11 MBAs took a personalized tour with Alstom's Digital Innovation Director, on a trip arranged by Dhruv Chhabra, VP of the HEC Paris MBA's Digital Transformation Club

How to transform an industry, according to Alstom’s Digital Innovation Director

When I was invited by HEC Paris’ Digital Transformation Club last November to join them for an exclusive visit to Alstom’s Headquarters, I wasn’t quite sure why a VR demo was on the itinerary. How could a global leader in the transportation sector possibly use virtual reality headsets? But even as we step inside Alstom’s Paris Headquarters – a towering glass building designed to replicate the inside of an engine – it’s clear to both myself and the 11 HEC Paris MBA students here today that this is a company dedicated to innovative technology.

Inside the Alstom Paris Headquarters, looking up to the glass ceiling

Alstom’s Paris Headquarters is based upon the inside of an engine

“Living the product”

Once inside, we’re led to Alstom’s Virtual Reality Center (VRC) by Digital Innovation Director Carles Coca-Mascorda. His enthusiasm for explaining the products is infectious, but since the philosophy behind the technology is to “live the product”, it’s not long before we are handed VR headsets.

Instantly, we’re transported to the first class carriage of a train. I can walk up and down the aisles, choose a seat or even disembark the train to stand on the platform – all from the comfort of Alstom’s VRC (provided I take care not walk into any of the MBA students around me).

At first it’s fun to play around, switching between different upholstery fabrics and other materials in the train, but Carles shows us that it’s not just about the aesthetics. The technology takes us into the engine itself, to examine how everything fits together, and to practice changing faulty parts.

It’s clear that Carles sees this technology as more than just a novel way to show clients
what they’re buying. He predicts it will overhaul the entire production process, from design to manufacturing. “Normally a manufacturer will receive a plan that’s made up of a list of parts,” he says. “But what if they are able to see how all those parts fit together and interact all at once? With our 3D plans you can see the finished product straight away, and observe how every part fits together.

A student testing Alstom's VR technology by wearing the headset

Nikhil Nangia, President of HEC Paris’ Digital Transformation Club, testing Alstom’s VR technology

“For example, using written plans for a car, it takes a leap of imagination to conceptualize what it will be like to drive that car.

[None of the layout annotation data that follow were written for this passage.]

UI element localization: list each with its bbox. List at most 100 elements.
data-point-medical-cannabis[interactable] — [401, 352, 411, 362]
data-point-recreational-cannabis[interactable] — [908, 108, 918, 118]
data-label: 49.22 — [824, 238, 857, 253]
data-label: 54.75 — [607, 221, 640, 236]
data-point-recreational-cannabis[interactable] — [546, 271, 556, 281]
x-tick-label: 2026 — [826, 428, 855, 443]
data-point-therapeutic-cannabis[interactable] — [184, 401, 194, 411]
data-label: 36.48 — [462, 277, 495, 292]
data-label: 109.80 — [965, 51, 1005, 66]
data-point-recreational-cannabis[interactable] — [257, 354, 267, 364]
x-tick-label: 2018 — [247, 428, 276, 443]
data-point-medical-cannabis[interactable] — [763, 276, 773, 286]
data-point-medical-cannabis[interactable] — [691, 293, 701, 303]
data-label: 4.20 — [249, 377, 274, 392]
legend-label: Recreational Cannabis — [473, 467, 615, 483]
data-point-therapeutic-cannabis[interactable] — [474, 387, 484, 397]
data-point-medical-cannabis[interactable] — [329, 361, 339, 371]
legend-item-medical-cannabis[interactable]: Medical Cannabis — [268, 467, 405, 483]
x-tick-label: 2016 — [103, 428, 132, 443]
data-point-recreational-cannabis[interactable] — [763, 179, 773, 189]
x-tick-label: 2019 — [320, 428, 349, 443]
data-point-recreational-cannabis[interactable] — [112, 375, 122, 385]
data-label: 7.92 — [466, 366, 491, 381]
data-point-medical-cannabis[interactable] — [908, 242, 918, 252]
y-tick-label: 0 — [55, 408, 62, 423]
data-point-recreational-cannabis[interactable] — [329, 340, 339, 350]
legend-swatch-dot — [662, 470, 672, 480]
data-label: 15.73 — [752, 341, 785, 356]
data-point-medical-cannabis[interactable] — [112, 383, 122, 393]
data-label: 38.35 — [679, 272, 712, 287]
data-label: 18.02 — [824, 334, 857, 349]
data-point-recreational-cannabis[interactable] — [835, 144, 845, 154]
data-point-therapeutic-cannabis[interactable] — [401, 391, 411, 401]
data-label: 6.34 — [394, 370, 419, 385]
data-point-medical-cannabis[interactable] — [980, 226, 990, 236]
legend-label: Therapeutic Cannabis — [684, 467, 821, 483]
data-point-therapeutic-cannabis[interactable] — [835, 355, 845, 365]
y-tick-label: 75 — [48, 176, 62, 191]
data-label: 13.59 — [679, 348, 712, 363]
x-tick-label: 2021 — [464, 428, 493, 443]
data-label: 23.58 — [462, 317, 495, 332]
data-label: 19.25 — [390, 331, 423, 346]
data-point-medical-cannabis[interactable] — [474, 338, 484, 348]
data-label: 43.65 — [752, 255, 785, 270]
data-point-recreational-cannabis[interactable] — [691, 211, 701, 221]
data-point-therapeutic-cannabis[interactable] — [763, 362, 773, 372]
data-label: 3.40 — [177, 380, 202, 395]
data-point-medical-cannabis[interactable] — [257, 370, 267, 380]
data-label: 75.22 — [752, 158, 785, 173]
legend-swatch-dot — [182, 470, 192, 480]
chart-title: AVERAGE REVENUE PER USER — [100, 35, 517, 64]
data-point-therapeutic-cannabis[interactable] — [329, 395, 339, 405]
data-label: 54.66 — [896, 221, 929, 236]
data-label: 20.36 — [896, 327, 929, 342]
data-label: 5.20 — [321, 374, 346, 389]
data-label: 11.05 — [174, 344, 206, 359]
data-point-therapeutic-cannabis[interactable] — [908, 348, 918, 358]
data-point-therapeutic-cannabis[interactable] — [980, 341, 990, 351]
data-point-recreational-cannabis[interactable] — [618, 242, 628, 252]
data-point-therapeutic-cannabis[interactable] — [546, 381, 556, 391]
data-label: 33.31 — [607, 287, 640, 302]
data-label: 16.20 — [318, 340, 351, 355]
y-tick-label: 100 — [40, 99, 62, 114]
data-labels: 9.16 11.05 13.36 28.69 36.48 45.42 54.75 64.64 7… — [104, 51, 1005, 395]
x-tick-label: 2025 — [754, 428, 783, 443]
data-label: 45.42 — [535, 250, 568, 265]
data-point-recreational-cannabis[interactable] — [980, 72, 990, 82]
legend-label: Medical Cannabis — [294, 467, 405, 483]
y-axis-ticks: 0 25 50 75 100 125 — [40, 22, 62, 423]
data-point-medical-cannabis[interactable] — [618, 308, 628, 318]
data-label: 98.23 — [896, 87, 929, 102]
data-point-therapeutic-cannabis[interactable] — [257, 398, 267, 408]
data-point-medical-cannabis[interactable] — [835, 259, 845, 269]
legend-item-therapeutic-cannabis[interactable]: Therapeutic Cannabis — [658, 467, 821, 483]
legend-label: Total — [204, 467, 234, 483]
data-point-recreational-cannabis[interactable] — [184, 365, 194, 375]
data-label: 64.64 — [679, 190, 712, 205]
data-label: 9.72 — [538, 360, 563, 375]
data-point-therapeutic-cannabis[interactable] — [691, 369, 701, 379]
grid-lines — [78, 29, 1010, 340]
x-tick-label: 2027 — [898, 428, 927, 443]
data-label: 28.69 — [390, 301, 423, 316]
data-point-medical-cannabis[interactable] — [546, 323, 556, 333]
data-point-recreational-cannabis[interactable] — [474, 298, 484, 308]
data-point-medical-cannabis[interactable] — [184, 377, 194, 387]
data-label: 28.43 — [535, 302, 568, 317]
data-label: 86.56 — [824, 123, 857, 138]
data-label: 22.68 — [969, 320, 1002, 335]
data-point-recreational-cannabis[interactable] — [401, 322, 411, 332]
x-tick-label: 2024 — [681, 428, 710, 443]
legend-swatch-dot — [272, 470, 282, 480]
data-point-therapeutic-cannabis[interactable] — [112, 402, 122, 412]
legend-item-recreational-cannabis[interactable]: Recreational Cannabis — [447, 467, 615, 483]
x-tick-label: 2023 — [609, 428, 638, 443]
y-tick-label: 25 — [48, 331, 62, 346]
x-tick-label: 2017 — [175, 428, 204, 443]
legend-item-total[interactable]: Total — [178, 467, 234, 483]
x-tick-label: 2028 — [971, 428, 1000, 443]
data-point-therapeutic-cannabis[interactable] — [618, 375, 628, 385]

You won’t get a sense of it ergonomically until you’ve made a mockup. You won’t realize that the steering wheel should be a little lower, or the buttons on the dashboard a little wider, until you’ve physically sat in that car. With VR, the moment you see the plans, you live the product.”

Aakarsh Srivastav, MBA ’21, is one of the students on today’s tour. A former aerospace design engineer, he explains that he used the same basic tools in his previous job, but not in the same way. “Being able to actually walk around and interact with designed parts in virtual reality, rather than just viewing them on a 2D computer screen, is mind-blowing. Trips like this are so insightful. They give MBAs a lot of perspective on how technology is evolving and changing the future of work.”

A VR set on a mannequin in the headquarters

A VR set at Alstom’s HQ

Digitalization vs. Digital Transformation

Carles believes that for true digital transformation to take place, we need to change the way we imagine products. “Our way of conceiving products is stuck in the past. In some countries, there is a legal requirement to deliver designs on paper, so that they can be stamped to confirm the product will last a minimum of 30-60 years,” he explains.

But, he adds, the answer is not simply to replace paper plans with screens. “That’s not digital transformation,” he insists, “that’s digitalization.” When a student asks to clarify this distinction, he explains: “I studied dinosaurs at school with a book. My children now do the same using a tablet. But the information we receive is exactly the same. A true digital transformation would be creating technology that allows you to live with the dinosaurs. The digital would transform not just the way you learn, but what you learn. And that’s what we’re doing with trains.”

This distinction between superficial and “true” digital transformation is something that Carles is keen to impress upon our group. Nikhil Nangia, President of the MBA Digital Transformation Club, agrees. “Digital transformation isn’t just a buzzword,” he says, explaining why the club’s Vice President, Dhruv Chhabra, decided to organize today’s visit. “It’s great to see firsthand how Alstom is leveraging AR, VR, Virtual Trains and Smart Engineering to pioneer the future.”